There are three major factors to consider when we design the cache.
- Pattern: How to cache? is it read-through/write-through/write-around/write-back/cache-aside?
- Placement: Where to place the cache? client-side/distinct layer/server side?
- Replacement: When to expire/replace the data? LRU/LFU/ARC?
Out-of-box choices: Redis/Memcache? Redis supports data persistence while Memcache does not. Riak, Berkeley DB, HamsterDB, Amazon Dynamo, Project Voldemort, etc.
Document Store
The abstraction of a document store is like a KV store, but documents, like XML, JSON, BSON, and so on, are stored in the value part of the pair.

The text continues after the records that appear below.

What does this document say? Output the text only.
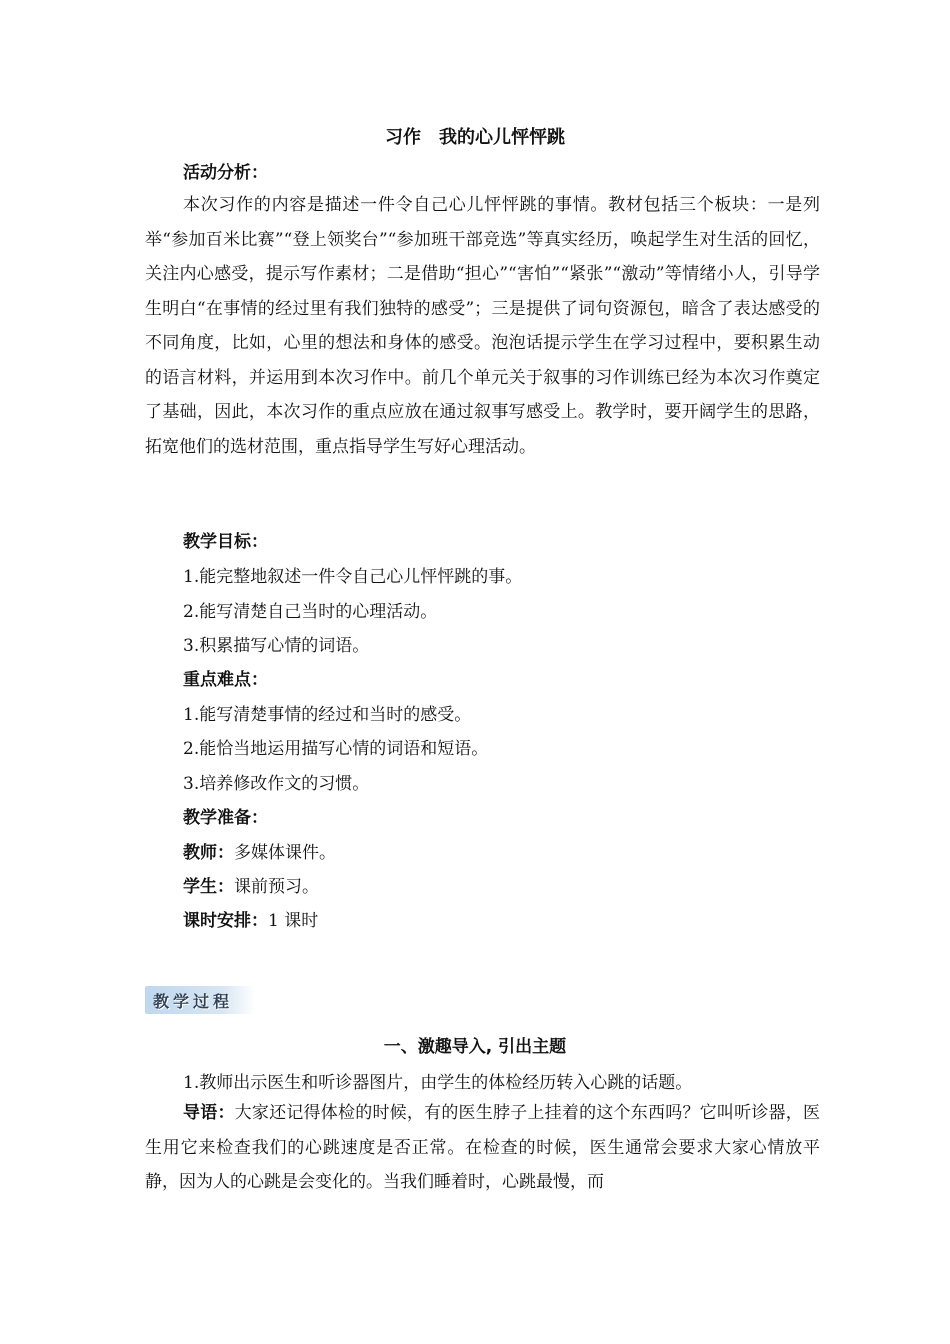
习作　我的心儿怦怦跳
活动分析：
本次习作的内容是描述一件令自己心儿怦怦跳的事情。教材包括三个板块：一是列举“参加百米比赛”“登上领奖台”“参加班干部竞选”等真实经历，唤起学生对生活的回忆，关注内心感受，提示写作素材；二是借助“担心”“害怕”“紧张”“激动”等情绪小人，引导学生明白“在事情的经过里有我们独特的感受”；三是提供了词句资源包，暗含了表达感受的不同角度，比如，心里的想法和身体的感受。泡泡话提示学生在学习过程中，要积累生动的语言材料，并运用到本次习作中。前几个单元关于叙事的习作训练已经为本次习作奠定了基础，因此，本次习作的重点应放在通过叙事写感受上。教学时，要开阔学生的思路，拓宽他们的选材范围，重点指导学生写好心理活动。
教学目标：
1.能完整地叙述一件令自己心儿怦怦跳的事。
2.能写清楚自己当时的心理活动。
3.积累描写心情的词语。
重点难点：
1.能写清楚事情的经过和当时的感受。
2.能恰当地运用描写心情的词语和短语。
3.培养修改作文的习惯。
教学准备：
教师：多媒体课件。
学生：课前预习。
课时安排：1 课时
教学过程
一、激趣导入, 引出主题
1.教师出示医生和听诊器图片，由学生的体检经历转入心跳的话题。
导语：大家还记得体检的时候，有的医生脖子上挂着的这个东西吗？它叫听诊器，医生用它来检查我们的心跳速度是否正常。在检查的时候，医生通常会要求大家心情放平静，因为人的心跳是会变化的。当我们睡着时，心跳最慢，而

The main reason we want to use a document store is for flexibility and performance. Flexibility is achieved by the schemaless document, and performance is improved by breaking 3NF. Startup's business requirements are changing from time to time. Flexible schema empowers them to move fast.

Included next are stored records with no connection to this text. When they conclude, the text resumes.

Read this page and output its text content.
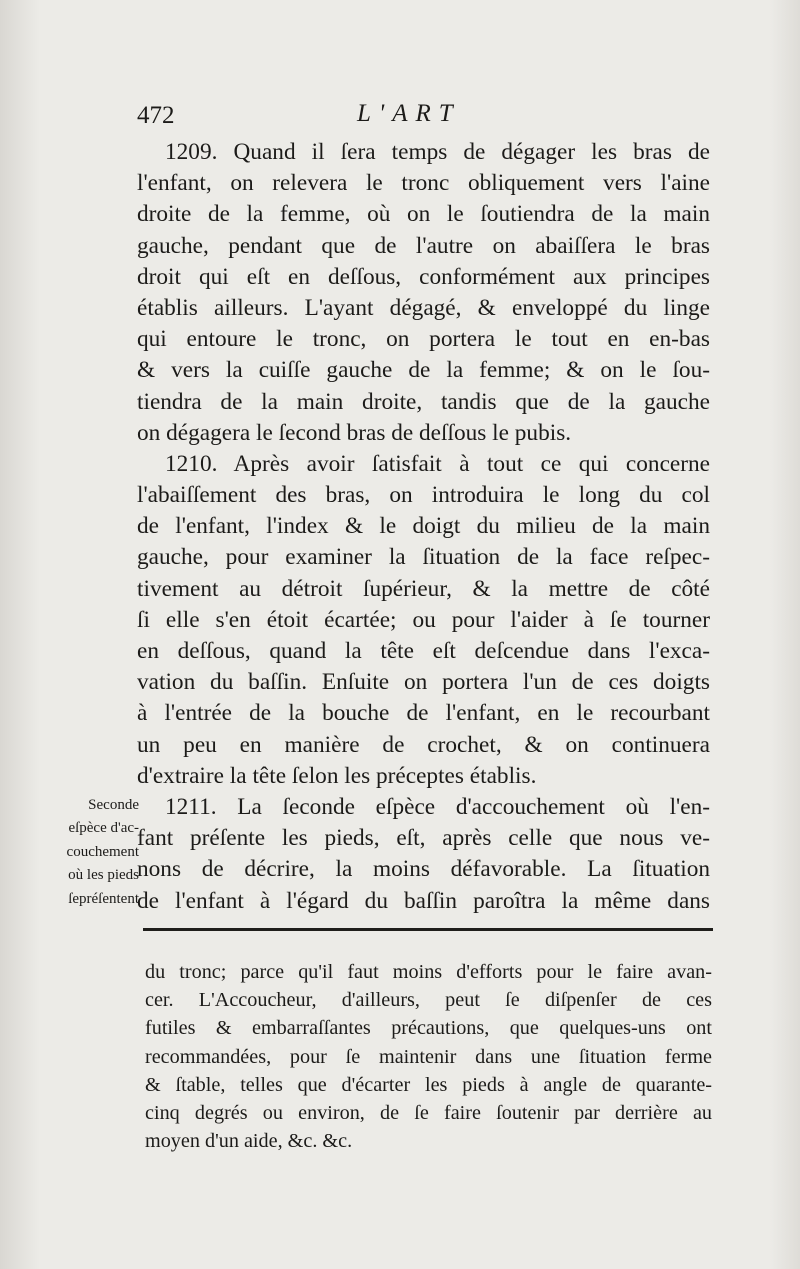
472	L'ART
1209. Quand il ſera temps de dégager les bras de
l'enfant, on relevera le tronc obliquement vers l'aine
droite de la femme, où on le ſoutiendra de la main
gauche, pendant que de l'autre on abaiſſera le bras
droit qui eſt en deſſous, conformément aux principes
établis ailleurs. L'ayant dégagé, & enveloppé du linge
qui entoure le tronc, on portera le tout en en-bas
& vers la cuiſſe gauche de la femme; & on le ſou-
tiendra de la main droite, tandis que de la gauche
on dégagera le ſecond bras de deſſous le pubis.
1210. Après avoir ſatisfait à tout ce qui concerne
l'abaiſſement des bras, on introduira le long du col
de l'enfant, l'index & le doigt du milieu de la main
gauche, pour examiner la ſituation de la face reſpec-
tivement au détroit ſupérieur, & la mettre de côté
ſi elle s'en étoit écartée; ou pour l'aider à ſe tourner
en deſſous, quand la tête eſt deſcendue dans l'exca-
vation du baſſin. Enſuite on portera l'un de ces doigts
à l'entrée de la bouche de l'enfant, en le recourbant
un peu en manière de crochet, & on continuera
d'extraire la tête ſelon les préceptes établis.
1211. La ſeconde eſpèce d'accouchement où l'en-
fant préſente les pieds, eſt, après celle que nous ve-
nons de décrire, la moins défavorable. La ſituation
de l'enfant à l'égard du baſſin paroîtra la même dans
Seconde
eſpèce d'ac-
couchement
où les pieds
ſepréſentent
du tronc; parce qu'il faut moins d'efforts pour le faire avan-
cer. L'Accoucheur, d'ailleurs, peut ſe diſpenſer de ces
futiles & embarraſſantes précautions, que quelques-uns ont
recommandées, pour ſe maintenir dans une ſituation ferme
& ſtable, telles que d'écarter les pieds à angle de quarante-
cinq degrés ou environ, de ſe faire ſoutenir par derrière au
moyen d'un aide, &c. &c.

Out-of-box choices: MongoDB, CouchDB, Terrastore, OrientDB, RavenDB, etc.
Column-oriented Store
The abstraction of a column-oriented store is like a giant nested map: ColumnFamily<RowKey, Columns<Name, Value, Timestamp>>
.
The main reason we want to use a column-oriented store is that it is distributed, highly-available, and optimized for write.
Out-of-box choices: Cassandra, HBase, Hypertable, Amazon SimpleDB, etc.
Graph Database
As the name indicates, this database's abstraction is a graph. It allows us to store entities and the relationships between them.
If we use a relational database to store the graph, adding/removing relationships may involve schema changes and data movement, which is not the case when using a graph database. On the other hand, when we create tables in a relational database for the graph, we model based on the traversal we want; if the traversal changes, the data will have to change.
Out-of-box choices: Neo4J, Infinitegraph, OrientDB, FlockDB, etc.